We start off with the reference held by data and getting the base address (600).

To that, we add 3 * 4 = 12 (3 being the index and 4 being size of each item), giving us the starting address of the item 612.

We grab 4 bytes starting at that address (so bytes 612 to 615) and present it packed as an integer: 90.

Growing the array

The grow method is as follows:

1
2
3
4
5
6
7
8
private void grow() {
	double[] temp = new double[data.length + 5];
	for(int i=0; i < data.length; i++) {
		temp[i] = data[i];
	}

	data = temp; 	
}

The key operation in this method is the loop that iterates data.length number of times. The following table summarizes the time behaviour of the loop.

current size time taken
5 x milliseconds
10 (around) 2 times x milliseconds
500 (around) 100 times x milliseconds
10000 (around) 2000 times x milliseconds

A chart plotted for this with current size on x-axis and time taken on y-axis would yield a straight (rising) line. We call this O(n) operation in terms of time complexity.

Inserting an item at a given index

There are four cases for inserting an item:

  1. Array is not full and you are inserting an item at the end of the array: None of items need to be moved, array doesn’t need to be grown. This requires a fixed number of operations, irrespective of the current state of the array and hence O(1) operation.

  2. Array is full and you are inserting an item at the end of the array: None of items need to be moved but array needs to be grown. Growing the array is O(n). Therefore, this is an O(n) scenario.

  3. Array is not full but you are inserting an item somewhere (not at the end): Some items need to be moved but array doesn’t need to be grown. The worst case is when you are adding an item at index 0, in which case all items need to move, which is O(n).
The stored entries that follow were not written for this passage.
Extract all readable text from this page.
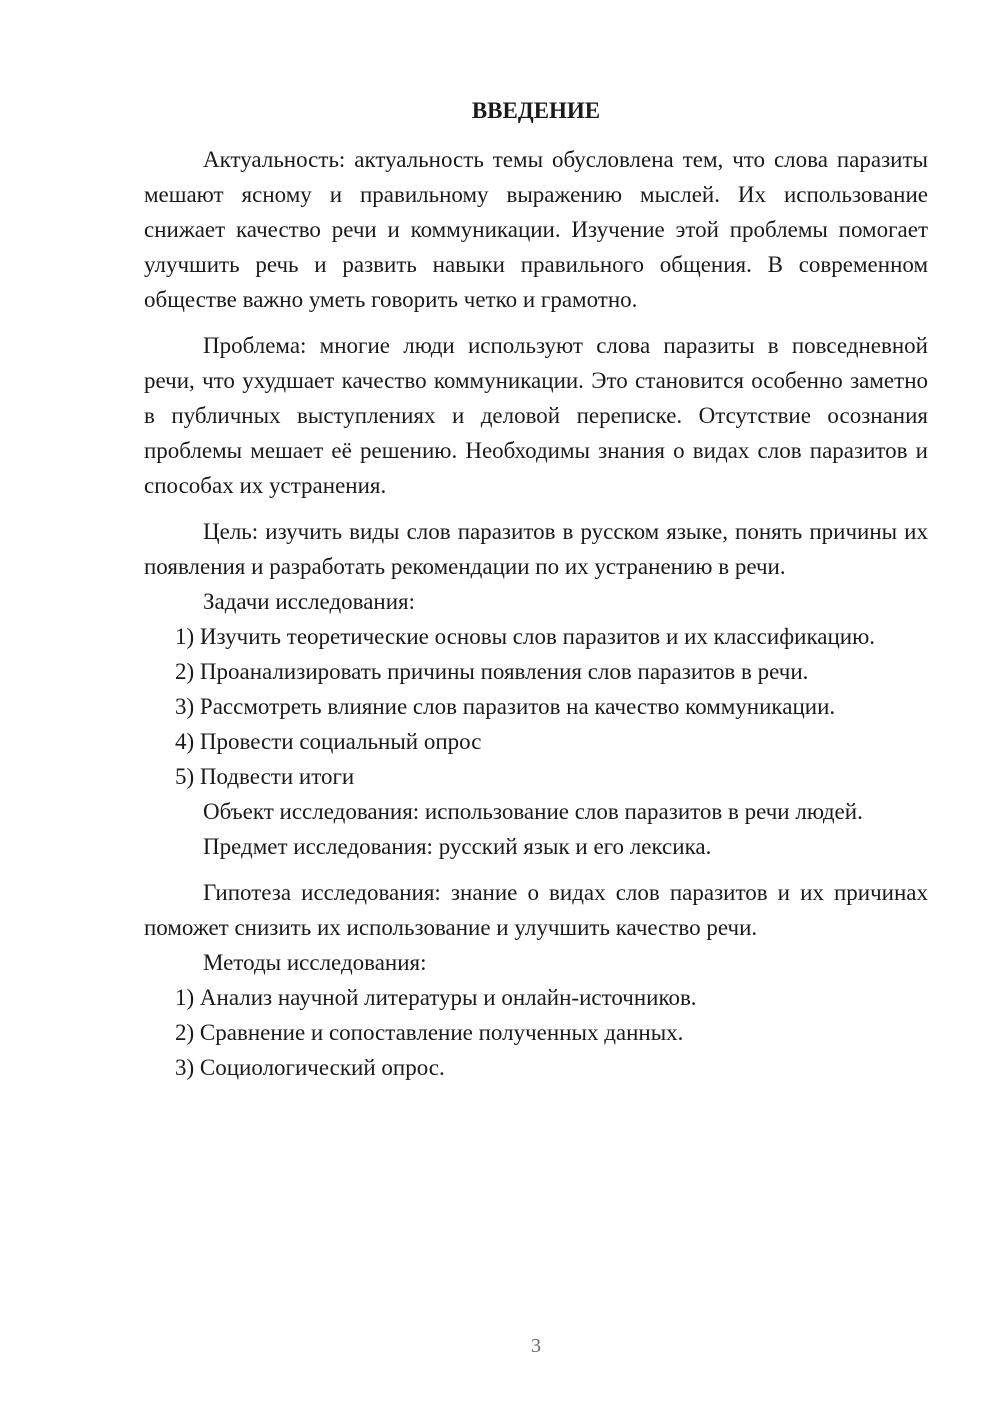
ВВЕДЕНИЕ

Актуальность: актуальность темы обусловлена тем, что слова паразиты мешают ясному и правильному выражению мыслей. Их использование снижает качество речи и коммуникации. Изучение этой проблемы помогает улучшить речь и развить навыки правильного общения. В современном обществе важно уметь говорить четко и грамотно.

Проблема: многие люди используют слова паразиты в повседневной речи, что ухудшает качество коммуникации. Это становится особенно заметно в публичных выступлениях и деловой переписке. Отсутствие осознания проблемы мешает её решению. Необходимы знания о видах слов паразитов и способах их устранения.

Цель: изучить виды слов паразитов в русском языке, понять причины их появления и разработать рекомендации по их устранению в речи.

Задачи исследования:

1) Изучить теоретические основы слов паразитов и их классификацию.

2) Проанализировать причины появления слов паразитов в речи.

3) Рассмотреть влияние слов паразитов на качество коммуникации.

4) Провести социальный опрос

5) Подвести итоги

Объект исследования: использование слов паразитов в речи людей.

Предмет исследования: русский язык и его лексика.

Гипотеза исследования: знание о видах слов паразитов и их причинах поможет снизить их использование и улучшить качество речи.

Методы исследования:

1) Анализ научной литературы и онлайн-источников.

2) Сравнение и сопоставление полученных данных.

3) Социологический опрос.

3
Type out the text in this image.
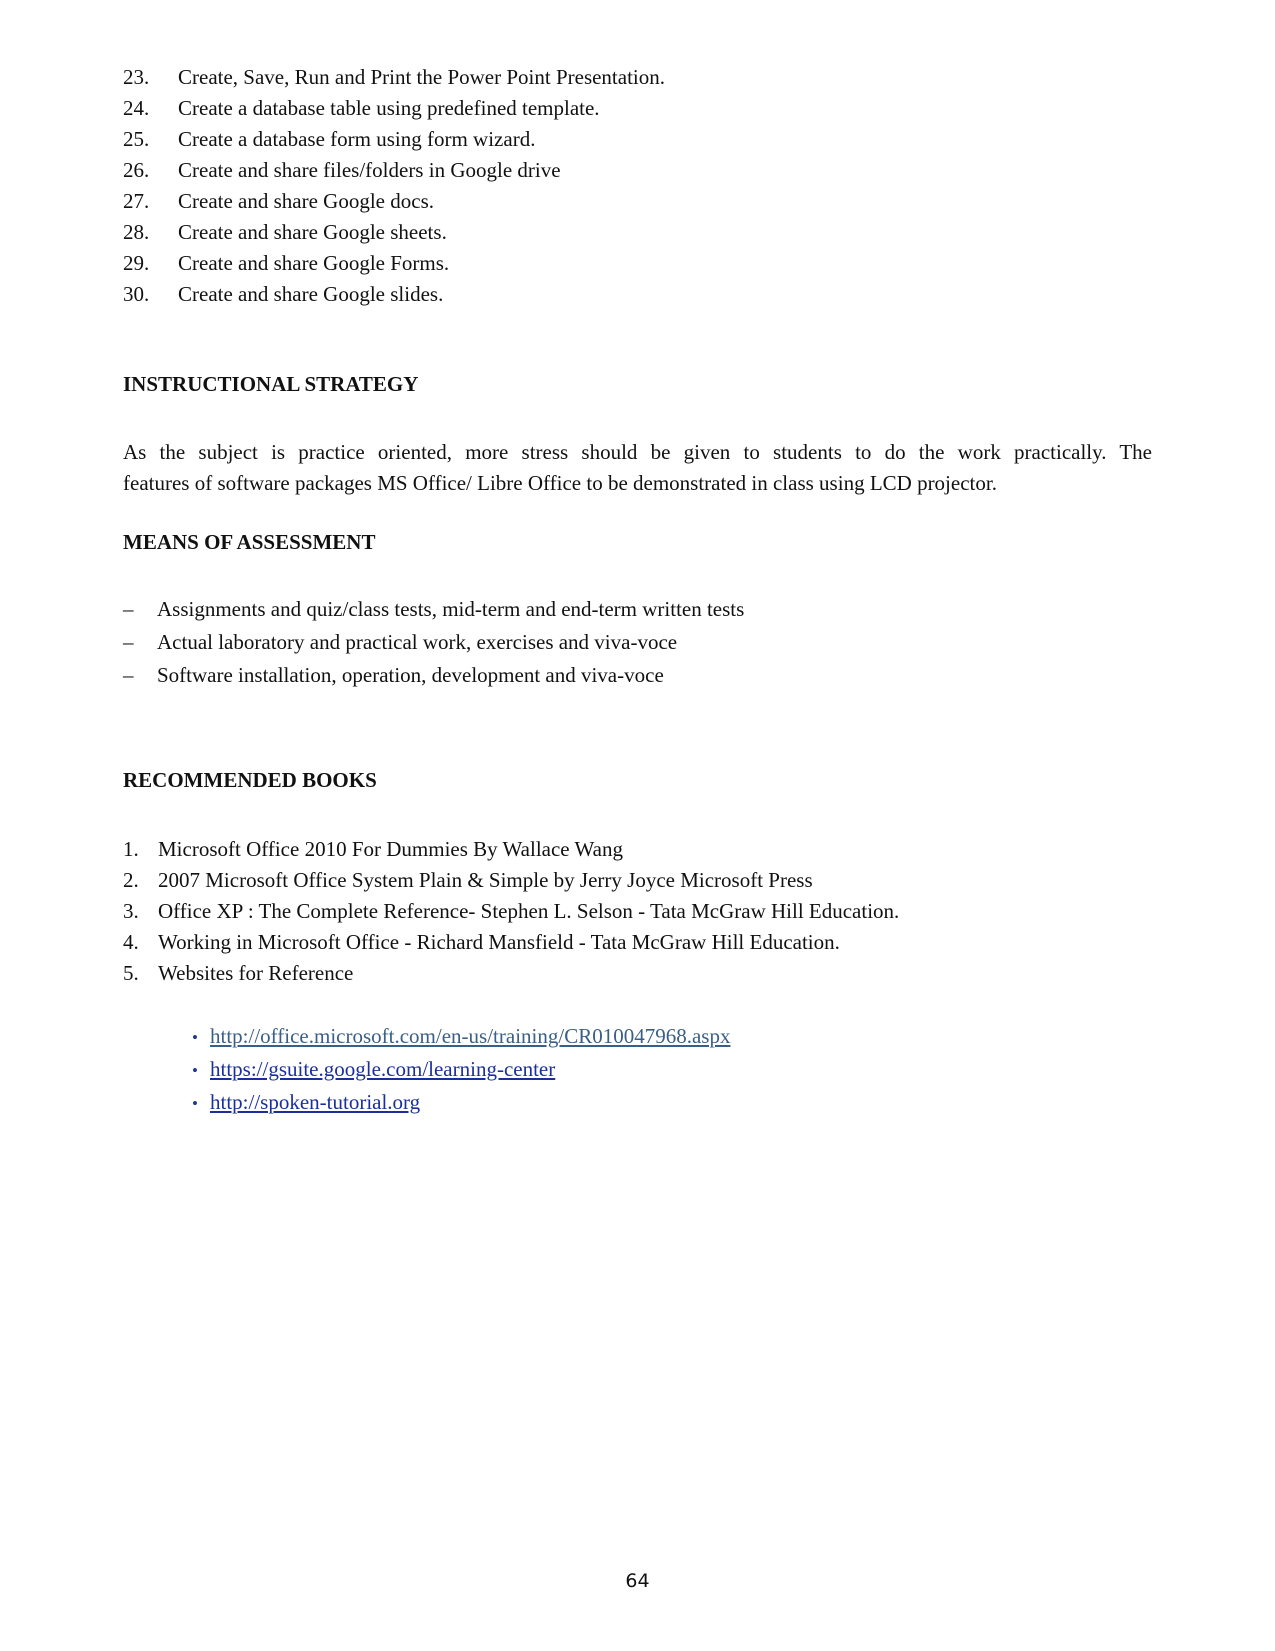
23. Create, Save, Run and Print the Power Point Presentation.
24. Create a database table using predefined template.
25. Create a database form using form wizard.
26. Create and share files/folders in Google drive
27. Create and share Google docs.
28. Create and share Google sheets.
29. Create and share Google Forms.
30. Create and share Google slides.
INSTRUCTIONAL STRATEGY

As the subject is practice oriented, more stress should be given to students to do the work practically. The
features of software packages MS Office/ Libre Office to be demonstrated in class using LCD projector.

MEANS OF ASSESSMENT
– Assignments and quiz/class tests, mid-term and end-term written tests
– Actual laboratory and practical work, exercises and viva-voce
– Software installation, operation, development and viva-voce
RECOMMENDED BOOKS
1. Microsoft Office 2010 For Dummies By Wallace Wang
2. 2007 Microsoft Office System Plain & Simple by Jerry Joyce Microsoft Press
3. Office XP : The Complete Reference- Stephen L. Selson - Tata McGraw Hill Education.
4. Working in Microsoft Office - Richard Mansfield - Tata McGraw Hill Education.
5. Websites for Reference
• http://office.microsoft.com/en-us/training/CR010047968.aspx
• https://gsuite.google.com/learning-center
• http://spoken-tutorial.org
64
Therefore, this is also an O(n) scenario.

    For example, if there are 5 items currently being used in an array of size 8, and we try to insert an item 5.6 at index 0, all 5 items need to be moved forward.

 

 

These shifts are illustrated in the following diagram:

 

 

  1. Array is full and you are inserting an item somewhere (not at the end): Double whammy, but O(n) + O(n) is still O(n), just the straight line is steeper.

Removing at item at a given index

There are two relevant cases for removing an item:

  1. Best case: removing the last item: No items need to be moved. O(1).
  2. Worst case: Removing the first item: All the items need to be moved. O(n) because of the loop that needs to iterate over each item.
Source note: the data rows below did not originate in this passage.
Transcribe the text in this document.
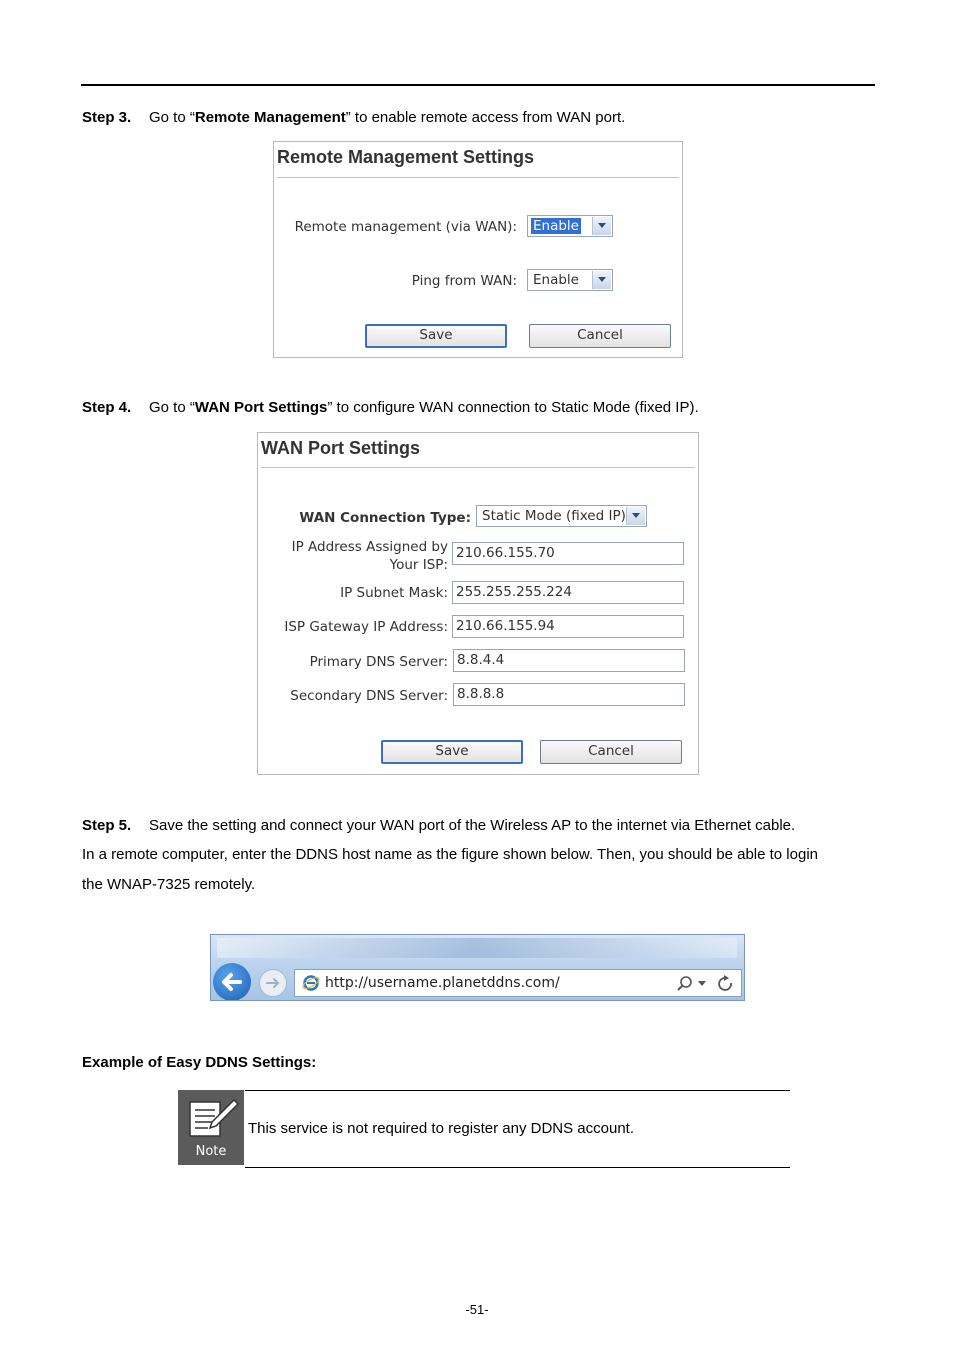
Step 3. Go to “Remote Management” to enable remote access from WAN port.
Remote Management Settings
Remote management (via WAN): Enable
Ping from WAN: Enable
Save	Cancel
Step 4. Go to “WAN Port Settings” to configure WAN connection to Static Mode (fixed IP).
WAN Port Settings
WAN Connection Type: Static Mode (fixed IP)
IP Address Assigned by
Your ISP:
210.66.155.70
IP Subnet Mask: 255.255.255.224
ISP Gateway IP Address: 210.66.155.94
Primary DNS Server: 8.8.4.4
Secondary DNS Server: 8.8.8.8
Save	Cancel
Step 5. Save the setting and connect your WAN port of the Wireless AP to the internet via Ethernet cable.
In a remote computer, enter the DDNS host name as the figure shown below. Then, you should be able to login
the WNAP-7325 remotely.
http://username.planetddns.com/
Example of Easy DDNS Settings:
Note
This service is not required to register any DDNS account.
-51-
    For example, if there are 5 items currently being used in an array of size 8, and we try to remove the first item, all 5 items need to be moved backward by one.

 

 

These shifts are illustrated in the following diagram:

 

 

Homework exercises

  1. Explain the calculations performed during calculating the address of data[6] if the base address is 4000 and the array is of type double[]. Each double variable needs 8 bytes of memory.

  2. Explain the calculations performed during calculating the address of data[40] if the base address is 3000 and the array is of type char[]. Each char variable needs 2 bytes of memory.

  3. Consider an array data = {10, 70, 20, 90, 30, 80, 60}. Explain, with the help of a diagram, the shifts involved while removing the item 70.

  4. Consider an array data = {10, 70, 20, 90, 30, 80, 60}. Explain, with the help of a diagram, the shifts involved during the process of adding the item 30 at index 1.